The phrase eating clean can cause some confusion. In the simplest terms it means trying to choose the least processed types of foods most of the time. Typically, the closer the food is to its original form, the better it is for you, so try to eat foods in the most natural form possible. Nutrient density plays a large role in the mentality of eating clean. Nutrient density is the relationship of the amount of nutrients that a food has to amount of calories. Focus on trying to choose the types of foods that have the highest amount of nutritents for the calories within the foods.
The key to energy and sustainability is how often you eat. By eating mini-meals every two to three hours, your body is given a steady flow of fuel.
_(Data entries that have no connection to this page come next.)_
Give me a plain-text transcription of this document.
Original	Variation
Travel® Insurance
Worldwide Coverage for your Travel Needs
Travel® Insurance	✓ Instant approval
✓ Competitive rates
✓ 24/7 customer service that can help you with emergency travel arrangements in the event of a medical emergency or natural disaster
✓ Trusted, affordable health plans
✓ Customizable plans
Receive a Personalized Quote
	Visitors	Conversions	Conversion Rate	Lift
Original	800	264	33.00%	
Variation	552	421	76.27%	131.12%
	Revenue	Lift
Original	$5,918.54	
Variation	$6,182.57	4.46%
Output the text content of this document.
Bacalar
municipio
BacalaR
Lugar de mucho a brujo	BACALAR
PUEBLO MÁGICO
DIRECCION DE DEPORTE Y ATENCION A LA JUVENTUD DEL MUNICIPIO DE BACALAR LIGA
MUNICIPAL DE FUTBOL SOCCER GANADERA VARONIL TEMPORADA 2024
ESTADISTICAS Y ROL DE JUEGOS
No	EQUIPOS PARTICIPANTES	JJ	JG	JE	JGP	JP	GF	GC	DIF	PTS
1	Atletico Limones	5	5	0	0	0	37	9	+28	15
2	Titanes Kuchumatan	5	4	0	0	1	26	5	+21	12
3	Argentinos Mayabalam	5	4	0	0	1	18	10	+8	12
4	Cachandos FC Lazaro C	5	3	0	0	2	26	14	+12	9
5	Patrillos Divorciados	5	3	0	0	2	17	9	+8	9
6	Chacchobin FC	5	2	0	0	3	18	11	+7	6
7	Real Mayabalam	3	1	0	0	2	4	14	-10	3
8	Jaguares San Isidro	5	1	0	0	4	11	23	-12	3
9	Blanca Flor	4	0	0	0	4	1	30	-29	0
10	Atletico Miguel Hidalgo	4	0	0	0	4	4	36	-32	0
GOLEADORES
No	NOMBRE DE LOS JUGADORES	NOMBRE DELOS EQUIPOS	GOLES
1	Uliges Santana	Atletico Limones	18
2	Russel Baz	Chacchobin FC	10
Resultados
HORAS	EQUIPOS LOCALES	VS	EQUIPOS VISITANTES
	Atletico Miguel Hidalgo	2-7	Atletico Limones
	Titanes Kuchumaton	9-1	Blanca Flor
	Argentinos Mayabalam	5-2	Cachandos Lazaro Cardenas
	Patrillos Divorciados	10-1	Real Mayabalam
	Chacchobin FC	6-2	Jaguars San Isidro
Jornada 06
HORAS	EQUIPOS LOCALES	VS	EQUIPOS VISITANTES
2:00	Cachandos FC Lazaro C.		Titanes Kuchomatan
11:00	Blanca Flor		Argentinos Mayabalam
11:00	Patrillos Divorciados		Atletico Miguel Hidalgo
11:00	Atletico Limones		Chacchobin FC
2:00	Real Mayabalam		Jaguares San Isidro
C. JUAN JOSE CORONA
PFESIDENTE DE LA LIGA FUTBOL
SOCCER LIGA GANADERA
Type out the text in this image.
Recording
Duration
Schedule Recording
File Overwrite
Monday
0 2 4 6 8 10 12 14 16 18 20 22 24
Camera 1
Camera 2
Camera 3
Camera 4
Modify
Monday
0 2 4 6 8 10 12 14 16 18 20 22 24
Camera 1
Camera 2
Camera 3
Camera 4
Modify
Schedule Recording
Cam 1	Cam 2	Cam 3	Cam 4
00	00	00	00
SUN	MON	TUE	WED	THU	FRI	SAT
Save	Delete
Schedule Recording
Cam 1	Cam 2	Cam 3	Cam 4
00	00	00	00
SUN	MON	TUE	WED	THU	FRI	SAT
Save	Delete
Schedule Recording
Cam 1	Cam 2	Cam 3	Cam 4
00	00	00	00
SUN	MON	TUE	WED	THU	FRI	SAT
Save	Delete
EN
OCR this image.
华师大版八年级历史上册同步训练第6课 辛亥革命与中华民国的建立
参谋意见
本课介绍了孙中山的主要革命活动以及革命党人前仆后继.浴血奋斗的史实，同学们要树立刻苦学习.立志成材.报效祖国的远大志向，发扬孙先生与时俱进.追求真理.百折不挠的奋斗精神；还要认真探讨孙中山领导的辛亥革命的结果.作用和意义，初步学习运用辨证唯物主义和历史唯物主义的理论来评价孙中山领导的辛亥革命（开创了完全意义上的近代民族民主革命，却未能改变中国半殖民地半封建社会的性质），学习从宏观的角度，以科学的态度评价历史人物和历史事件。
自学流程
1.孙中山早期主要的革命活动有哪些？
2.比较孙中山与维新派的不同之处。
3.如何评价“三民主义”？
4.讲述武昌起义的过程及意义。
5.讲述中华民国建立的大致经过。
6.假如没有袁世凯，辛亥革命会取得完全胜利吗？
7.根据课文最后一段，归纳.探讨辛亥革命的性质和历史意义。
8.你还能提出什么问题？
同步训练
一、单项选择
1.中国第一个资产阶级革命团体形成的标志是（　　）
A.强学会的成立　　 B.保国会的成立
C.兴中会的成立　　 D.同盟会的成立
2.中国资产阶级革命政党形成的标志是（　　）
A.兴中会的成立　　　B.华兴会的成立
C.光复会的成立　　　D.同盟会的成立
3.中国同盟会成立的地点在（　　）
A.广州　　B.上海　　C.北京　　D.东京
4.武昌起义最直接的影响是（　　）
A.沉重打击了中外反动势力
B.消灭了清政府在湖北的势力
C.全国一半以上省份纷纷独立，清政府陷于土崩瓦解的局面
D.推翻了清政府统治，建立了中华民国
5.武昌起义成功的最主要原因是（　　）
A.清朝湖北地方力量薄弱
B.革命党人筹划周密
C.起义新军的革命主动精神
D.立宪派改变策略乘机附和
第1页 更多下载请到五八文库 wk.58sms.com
The goal here is to maintain blood glucose (fuel) in an optimal range. This will help maintain focus and keep your metabolism roaring all day long. We find that those who eat more frequently have better energy and prevent becoming overly hungry, which can help in making better food choices.
Hydrating the body is vital mainly because the body is 60-65% water and provides numerous vital functions. Water is responsible for providing life and shape to every cell, delivers fuel to muscles, lubricates and cushions joints, aids muscle contraction and tone, regulates temperature, and aids in metabolism, digestion and brain function. Consequently, dehydration caused these functions to suffer impairing your health, ability to recover from illness, and athletic performance. As little as a two percent decrease in weight, due to fluid loss, can impair both physical and mental performance.
Nutrition can help to speed the recovery process. After a workout your body has emptied its fuel stores and the muscle has been broken down. To gain the most out of your workout and perform at high levels, you need to repair the muscle and replace your fuel stores as quickly as possible.
The final piece of optimizing nutrition is focusing on mindset and behavior. All of the education in the world does not matter if it doesn’t lead to behavior change. Providing simple lists of the best foods to choose, easy guides on portion size, and presenting material in a concise and action-based way will help to give you the tools to immediately start making changes.
As a society, we have become enamored with diets. The word diet has many different definitions and is typically associated with managing the calories that you consume or eating in a prescribed or particular way. The word nutrition has a more positive connotation and is typically associated with nourishing the body.
Applying an 80/20 rule to nutrition and fueling will promote a balance and the inclusion of all foods. Try to consume foods you know will give you the nutrients and sustainable energy you need 80% of the time and then consume whatever it is you want the other 20%. Everything can fit into your daily diet, just keep yourself in check.